Fri
Oct 23 2009 4:15pm

The Evil Dead Shall Rise: Blackest Night #3 Review

Written by Geoff Johns
Penciled by Ivan Reis
Inks by Oclair Albert with Joe Prado
Colors by Alex Sinclair
Variant cover by Ethan Van Sciver (pictured)
Published by DC Comics

Okay...deep breaths. Deep breaths. The zombies are here. Lots of zombies. Zombies that are heroes. The real villains haven’t arrived yet.

Heavy Spoilers ahead. Be Warned. Some are just leftovers from issues

one

and

two

but they are spoilers all the same.

The Justice League are zombies. Wait. No. That doesn’t make sense. The Justice League members that are dead are now a League of the Undead and they have come for blood. Your heart. We are at issue three which is the point just before the tide turns. The point of revelations.
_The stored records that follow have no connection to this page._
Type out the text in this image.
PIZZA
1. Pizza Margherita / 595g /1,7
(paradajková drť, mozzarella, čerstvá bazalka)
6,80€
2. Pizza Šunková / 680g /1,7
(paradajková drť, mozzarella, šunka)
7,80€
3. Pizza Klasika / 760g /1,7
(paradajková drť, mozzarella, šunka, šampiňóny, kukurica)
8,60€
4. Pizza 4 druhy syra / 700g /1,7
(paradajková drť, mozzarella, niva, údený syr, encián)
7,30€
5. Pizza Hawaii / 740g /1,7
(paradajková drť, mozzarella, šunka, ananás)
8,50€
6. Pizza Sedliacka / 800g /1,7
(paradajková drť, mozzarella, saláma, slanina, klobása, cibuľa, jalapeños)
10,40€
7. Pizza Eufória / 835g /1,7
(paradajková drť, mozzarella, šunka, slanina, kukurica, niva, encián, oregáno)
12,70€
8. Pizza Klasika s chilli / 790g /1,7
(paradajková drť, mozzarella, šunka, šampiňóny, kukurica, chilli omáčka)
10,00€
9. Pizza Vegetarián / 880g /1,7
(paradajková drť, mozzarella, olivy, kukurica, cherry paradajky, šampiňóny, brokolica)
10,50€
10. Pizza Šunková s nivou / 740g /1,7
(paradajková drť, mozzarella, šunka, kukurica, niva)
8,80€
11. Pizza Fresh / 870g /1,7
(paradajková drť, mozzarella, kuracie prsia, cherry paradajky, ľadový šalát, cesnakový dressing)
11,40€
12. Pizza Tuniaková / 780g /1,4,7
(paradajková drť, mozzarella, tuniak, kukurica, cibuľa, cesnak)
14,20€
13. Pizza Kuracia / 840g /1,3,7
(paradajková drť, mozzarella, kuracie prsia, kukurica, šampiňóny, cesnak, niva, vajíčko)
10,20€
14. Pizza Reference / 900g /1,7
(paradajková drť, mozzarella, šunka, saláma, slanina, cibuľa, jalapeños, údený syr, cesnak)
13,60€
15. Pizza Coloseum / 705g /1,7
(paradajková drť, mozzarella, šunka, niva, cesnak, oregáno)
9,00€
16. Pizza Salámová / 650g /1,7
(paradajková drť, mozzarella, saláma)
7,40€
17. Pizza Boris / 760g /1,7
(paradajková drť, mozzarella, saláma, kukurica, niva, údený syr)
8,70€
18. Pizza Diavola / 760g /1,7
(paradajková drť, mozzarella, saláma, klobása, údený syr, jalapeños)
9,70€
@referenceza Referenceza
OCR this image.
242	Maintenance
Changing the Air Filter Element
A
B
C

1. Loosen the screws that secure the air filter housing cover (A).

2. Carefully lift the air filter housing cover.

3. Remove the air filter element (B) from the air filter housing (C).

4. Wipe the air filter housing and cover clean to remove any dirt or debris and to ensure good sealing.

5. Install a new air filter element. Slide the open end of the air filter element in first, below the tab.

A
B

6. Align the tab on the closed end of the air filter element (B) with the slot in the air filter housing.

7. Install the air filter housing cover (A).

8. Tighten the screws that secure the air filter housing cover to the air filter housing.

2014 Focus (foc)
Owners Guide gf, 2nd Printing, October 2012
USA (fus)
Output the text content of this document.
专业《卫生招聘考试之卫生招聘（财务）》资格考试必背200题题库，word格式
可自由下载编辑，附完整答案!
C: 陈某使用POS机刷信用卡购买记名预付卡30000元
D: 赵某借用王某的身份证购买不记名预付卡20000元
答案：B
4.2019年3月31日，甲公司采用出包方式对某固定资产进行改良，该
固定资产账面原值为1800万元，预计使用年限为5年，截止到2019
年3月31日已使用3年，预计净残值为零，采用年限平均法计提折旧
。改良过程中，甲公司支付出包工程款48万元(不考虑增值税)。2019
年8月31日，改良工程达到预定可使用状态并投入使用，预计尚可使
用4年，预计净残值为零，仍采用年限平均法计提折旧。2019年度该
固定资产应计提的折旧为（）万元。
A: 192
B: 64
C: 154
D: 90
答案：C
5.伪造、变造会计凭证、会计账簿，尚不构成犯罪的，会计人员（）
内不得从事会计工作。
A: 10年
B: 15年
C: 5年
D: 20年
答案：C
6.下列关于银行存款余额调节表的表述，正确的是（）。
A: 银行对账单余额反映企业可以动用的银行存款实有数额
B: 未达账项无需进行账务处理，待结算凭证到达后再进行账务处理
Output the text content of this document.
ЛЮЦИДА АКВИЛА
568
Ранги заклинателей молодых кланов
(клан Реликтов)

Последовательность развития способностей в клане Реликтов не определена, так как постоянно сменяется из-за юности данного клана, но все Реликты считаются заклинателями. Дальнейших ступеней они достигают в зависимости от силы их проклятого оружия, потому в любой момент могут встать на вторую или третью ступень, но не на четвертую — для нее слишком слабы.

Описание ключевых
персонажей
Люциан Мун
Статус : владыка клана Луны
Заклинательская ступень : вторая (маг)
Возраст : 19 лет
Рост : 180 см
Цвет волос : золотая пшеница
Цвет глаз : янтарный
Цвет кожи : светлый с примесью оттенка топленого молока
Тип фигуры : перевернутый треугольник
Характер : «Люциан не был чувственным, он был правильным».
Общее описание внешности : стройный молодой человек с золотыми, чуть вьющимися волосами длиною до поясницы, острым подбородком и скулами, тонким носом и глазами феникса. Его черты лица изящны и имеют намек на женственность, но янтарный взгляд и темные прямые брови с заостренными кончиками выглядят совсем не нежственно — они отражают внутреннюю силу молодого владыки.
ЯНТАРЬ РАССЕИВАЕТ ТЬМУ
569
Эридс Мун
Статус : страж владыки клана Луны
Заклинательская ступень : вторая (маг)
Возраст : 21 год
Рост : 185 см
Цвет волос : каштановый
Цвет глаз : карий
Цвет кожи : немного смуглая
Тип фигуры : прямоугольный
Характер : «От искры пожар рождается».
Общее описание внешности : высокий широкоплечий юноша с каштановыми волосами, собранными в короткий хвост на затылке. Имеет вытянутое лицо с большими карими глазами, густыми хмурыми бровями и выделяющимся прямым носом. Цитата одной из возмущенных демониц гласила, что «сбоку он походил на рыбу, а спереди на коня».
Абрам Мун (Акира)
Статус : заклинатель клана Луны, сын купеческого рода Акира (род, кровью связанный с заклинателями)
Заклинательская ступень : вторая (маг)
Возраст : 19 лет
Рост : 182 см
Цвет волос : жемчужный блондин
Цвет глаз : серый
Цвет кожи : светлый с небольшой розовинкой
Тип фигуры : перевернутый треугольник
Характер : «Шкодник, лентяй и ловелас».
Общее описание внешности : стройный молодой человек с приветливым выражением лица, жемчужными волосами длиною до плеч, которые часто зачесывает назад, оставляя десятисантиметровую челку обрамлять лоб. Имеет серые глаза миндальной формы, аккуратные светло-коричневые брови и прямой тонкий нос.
This is where we slam the door shut, and while they’re banging on the door, take that minute that we have, perhaps the only one, and figure things out. We need some answers and does Geoff Johns give us some.

One of the biggest aspects of this issue is the character Firestorm. I don’t know much about him but, much like Marvel’s Captain Marvel, he’s a being consisting of two people. But they don’t switch bodies living inside each other consciousness; they combine. We open with Gen and Jason. Jason is in college and Gen is still a senior in High School. They need to have a serious conversation one doesn’t want to have but he can hear her thoughts screaming out to him when they combine. These two love each other. One wants to get married. The other just wants to get through Chem class. This being a zombie comic...take a guess what’s going to happen. The JLA beeper goes off and studying is not going to be an option tonight. Neither is their talk. Too bad.

For a good many pages after we get the fight between Green Lantern and Flash versus the Undead League. They’re just trying to keep it together while the zombies beat them down physically and mentally. Then Ray Palmer, The Atom, appears and he looks like he got the living tar beat out of him. We find out he went through the phone lines last issue, because he can do that, and though he thought he was just going to talk to Hawkman on the other end...what he got was something more sinister.

We find out the workings behind the black rings, and I think how the rings work in general, because that’s where Ray had been hiding. In Hawkman’s black ring. We also find out just what these zombies are. Are they the heroes we know and love or are they just vessels for a vile consciousness. Or something else...

Cut to Justice League headquarters. Firestorm is looking at a computer bank of monitors that are showing footage of the carnage worldwide. It’s not pretty. Then Mera, A attacks. She’s been through hell last issue and she doesn’t know who is who anymore.

The battle rages on and just as Ray Palmer is about to die by his best friend’s hand the Indigo Tribe (the purple lanterns) comes in and what they do...well...through compassion they combine with other light and it is through that combination that they defeat the Black Lanterns. And so the story is told of the beginning of time and the light spectrum in a beautiful double page vertical spread.

Only the white light can beat the black.

From here the characters build a plan. Or try to. One of the best things Geoff writes is his interaction and dialogue between Hal Jordan, the Green Lantern, and Barry Allen, the Flash. It’s just a natural free-flowing dialogue between two friends, who in this situation, pull no punches and make no apologies for doing so. Neither is right or wrong. But they have to take a step back and just when they get that moment of respite...the zombies attack!

Of course this being a tale of zombie and horror somebody has to die and like any good tale it has to pull at your heart strings. Zombie Firestorm somehow splits Jason and Gen and somehow Jason combines with zombie Firestorm. For five grueling page we see Gen turn to salt (something to do with Firestorm’s powers) and kill her. All while Jason is inside, watching, listening, crying out his voice falling on deaf ears until she dies. Her heart is ripped out and, in a way, so is his.

And the Evil Dead shall rise.

I may not know the history of every single one of these characters but, as I’ve said in past reviews of Geoff’s work, I don’t need to know it. You just go with what’s given to you in most cases with this event and it’s enough. If you want to know more you can seek out the other titles. I’ve done that. But in terms of an event this has to be the best I’ve read and it’s all self contained package. Blackest Night delivers on all levels. I’ve heard people gripe about the pace it moves, or that they want to know more about other events happening but for me the more intimate storyline hits home. It has meaning. No other comic out there, that I’ve read, at this point is packing this much in for the money.

This is a series you don’t want to wait on. Geoff is fixing comics one issue at a time and we’re all better off for it.

What will be interesting is how he’ll handle the series all the while writing some episodes of Smallville with some of the same major characters.